Incremental expenditure of biologic disease modifying antirheumatic treatment using instrumental variables in panel data.

Author information

1
Department of Research and Evaluation, Southern California Permanente Medical Group, Pasadena, CA 91101, USA. Aniket.A.Kawatkar@kp.org

Abstract

In health care, decision makers are generally interested in simultaneous comparisons among multiple treatments or interventions available as treatment choices in real-world clinical setting. The lack of random assignment to treatment in real-world clinical settings leads to selection-bias issues when evaluating the marginal benefits of treatment. The application of instrumental variables (IV) estimation to mitigate selection bias has traditionally been limited to comparing only two treatments/interventions concurrently. Using the case of biologic treatment in rheumatoid arthritis, we describe a generalized method of moments (GMM)-based panel data IV (IV-GMM) framework, to simultaneously estimate multiple treatment effects in the presence of time-varying selection bias and time-invariant heterogeneity. To satisfy the order and rank conditions for identification with multiple endogeneity, we propose lagged values of each treatment as excluded instruments.
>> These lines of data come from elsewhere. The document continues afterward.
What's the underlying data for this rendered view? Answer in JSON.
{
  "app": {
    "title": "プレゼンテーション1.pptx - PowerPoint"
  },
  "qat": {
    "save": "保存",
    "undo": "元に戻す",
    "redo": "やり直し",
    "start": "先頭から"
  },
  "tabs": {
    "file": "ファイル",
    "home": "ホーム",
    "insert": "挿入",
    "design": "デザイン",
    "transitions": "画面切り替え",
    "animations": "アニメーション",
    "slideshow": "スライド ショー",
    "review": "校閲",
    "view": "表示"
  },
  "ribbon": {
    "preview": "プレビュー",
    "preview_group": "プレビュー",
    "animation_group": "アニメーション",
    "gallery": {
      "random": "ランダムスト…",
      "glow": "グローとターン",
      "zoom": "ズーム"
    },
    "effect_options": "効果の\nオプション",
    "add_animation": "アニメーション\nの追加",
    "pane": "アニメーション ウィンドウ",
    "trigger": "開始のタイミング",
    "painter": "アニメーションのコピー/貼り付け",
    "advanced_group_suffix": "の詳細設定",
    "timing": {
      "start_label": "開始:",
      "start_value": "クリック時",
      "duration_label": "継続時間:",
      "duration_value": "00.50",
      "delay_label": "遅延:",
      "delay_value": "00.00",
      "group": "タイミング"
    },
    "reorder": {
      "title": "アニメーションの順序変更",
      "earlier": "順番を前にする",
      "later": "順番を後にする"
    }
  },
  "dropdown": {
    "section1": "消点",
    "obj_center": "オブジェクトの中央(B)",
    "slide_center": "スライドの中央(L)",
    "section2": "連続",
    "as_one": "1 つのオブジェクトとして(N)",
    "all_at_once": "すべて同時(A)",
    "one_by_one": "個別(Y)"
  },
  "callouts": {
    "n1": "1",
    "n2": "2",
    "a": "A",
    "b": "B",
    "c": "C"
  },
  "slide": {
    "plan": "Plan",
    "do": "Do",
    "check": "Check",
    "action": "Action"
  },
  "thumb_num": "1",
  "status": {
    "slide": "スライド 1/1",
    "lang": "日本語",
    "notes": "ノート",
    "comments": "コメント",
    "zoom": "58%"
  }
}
We evaluate the validity of the IV estimation assumptions on instrument relevance and exogeneity. Results indicate that the IV-GMM model offers enhanced control over selection bias and heterogeneity, and more importantly the panel data framework can provide valid excluded instruments that satisfy the order and rank conditions for identification when dealing with multiple endogenous variables. The approach outlined in this article has broad application for comparative effectiveness and health technology assessment involving multiple treatments/interventions using real-world nonexperimental data.

PMID:
22718267
DOI:
10.1002/hec.2855
[Indexed for MEDLINE]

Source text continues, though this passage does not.